The most fundamental problem is your comparator. It's wrong. The qsort
comparator should expect the address of each element being sorted as arguments. Since you're sorting a sequence of pointers, the address of an element is therefore the address of a pointer. Eg a pointer to pointer .
int cmpfunc(const void *a, const void* b)
{
const struct Node * const * pp1 = a;
const struct Node * const * pp2 = b;
return ((*pp1)->task->burst - (*pp2)->task->burst);
}
In addition to that, but not related to your sorting issue, your build loop for your pointer bed leaks memory.
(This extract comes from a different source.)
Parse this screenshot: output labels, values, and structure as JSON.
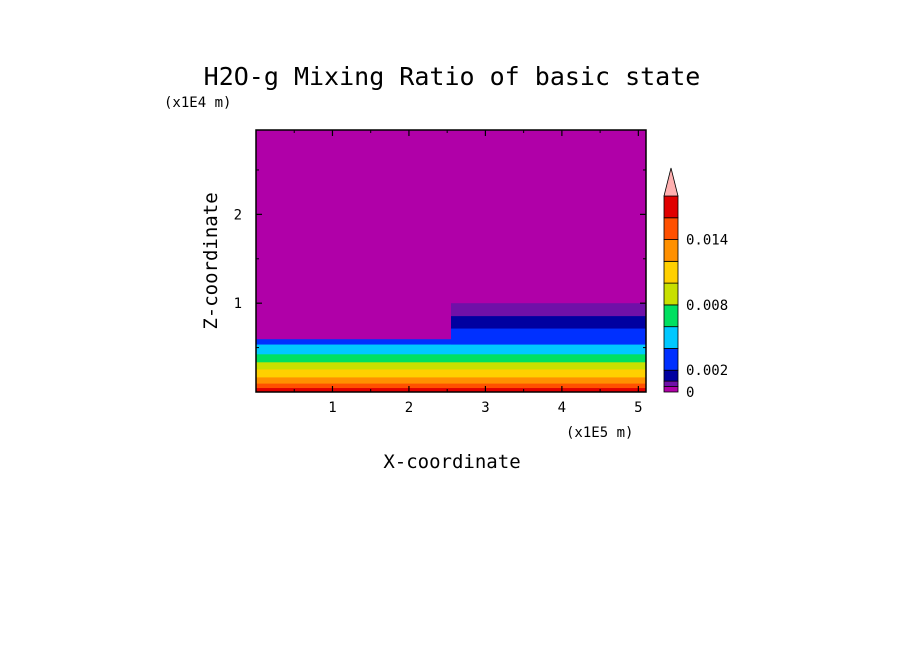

This line:
ordered_list[i] = malloc(sizeof(struct Node));
is pointless. get rid of it.
Working Example
The following is a trivial working example you can adapt as needed.
#include <stdio.h>
#include <stdlib.h>
#include <time.h>
struct Node
{
int data;
struct Node *next;
};
int cmpfunc(const void *arg1, const void *arg2)
{
const struct Node * const * lhs = arg1;
const struct Node * const * rhs = arg2;
return (*lhs)->data < (*rhs)->data ? -1 : (*rhs)->data < (*lhs)->data;
}
struct Node *schedule(struct Node *head)
{
struct Node **arr = NULL;
size_t capacity = 0;
size_t size = 0;
while (head)
{
if (size == capacity)
{
size_t new_capacity = capacity ? 2 * capacity : 1;
void *tmp = realloc(arr, new_capacity * sizeof *arr);
if (!tmp)
{
perror("Failed to expand sorting array");
exit(EXIT_FAILURE);
}
arr = tmp;
capacity = new_capacity;
}
arr[size++] = head;
head = head->next;
}
if (size > 0)
{
qsort(arr, size, sizeof *arr, cmpfunc);
struct Node **pp = &head;
for (size_t i=0; i<size; ++i)
{
*pp = arr[i];
pp = &(*pp)->next;
}
*pp = NULL;
// don't need this anymore
free(arr);
}
return head;
}
int main()
{
srand((unsigned)time(NULL));
// build a random linked list
struct Node *head = NULL, **pp = &head;
for (int i=0; i<20; ++i)
{
*pp = malloc( sizeof **pp );
(*pp)->data = 1 + rand() % 99;
printf("%d ", (*pp)->data);
pp = &(*pp)->next;
}
*pp = NULL;
fputc('\n', stdout);
head = schedule(head);
for (const struct Node *p = head; p;p = p->next)
{
printf("%d ", p->data);
}
fputc('\n', stdout);
// free the list
while (head)
{
void *p = head;
head = head->next;
free(p);
}
return EXIT_SUCCESS;
}
Output (varies)
54 85 69 83 13 69 74 64 90 19 83 80 92 25 95 93 49 38 6 83
6 13 19 25 38 49 54 64 69 69 74 80 83 83 83 85 90 92 93 95
In the loop in schedule
, you allocate space & assign it to ordered_list[i]
, then immediately overwrite that assignment. And since you never assign anything to the next
of anything, following that link will be problematic.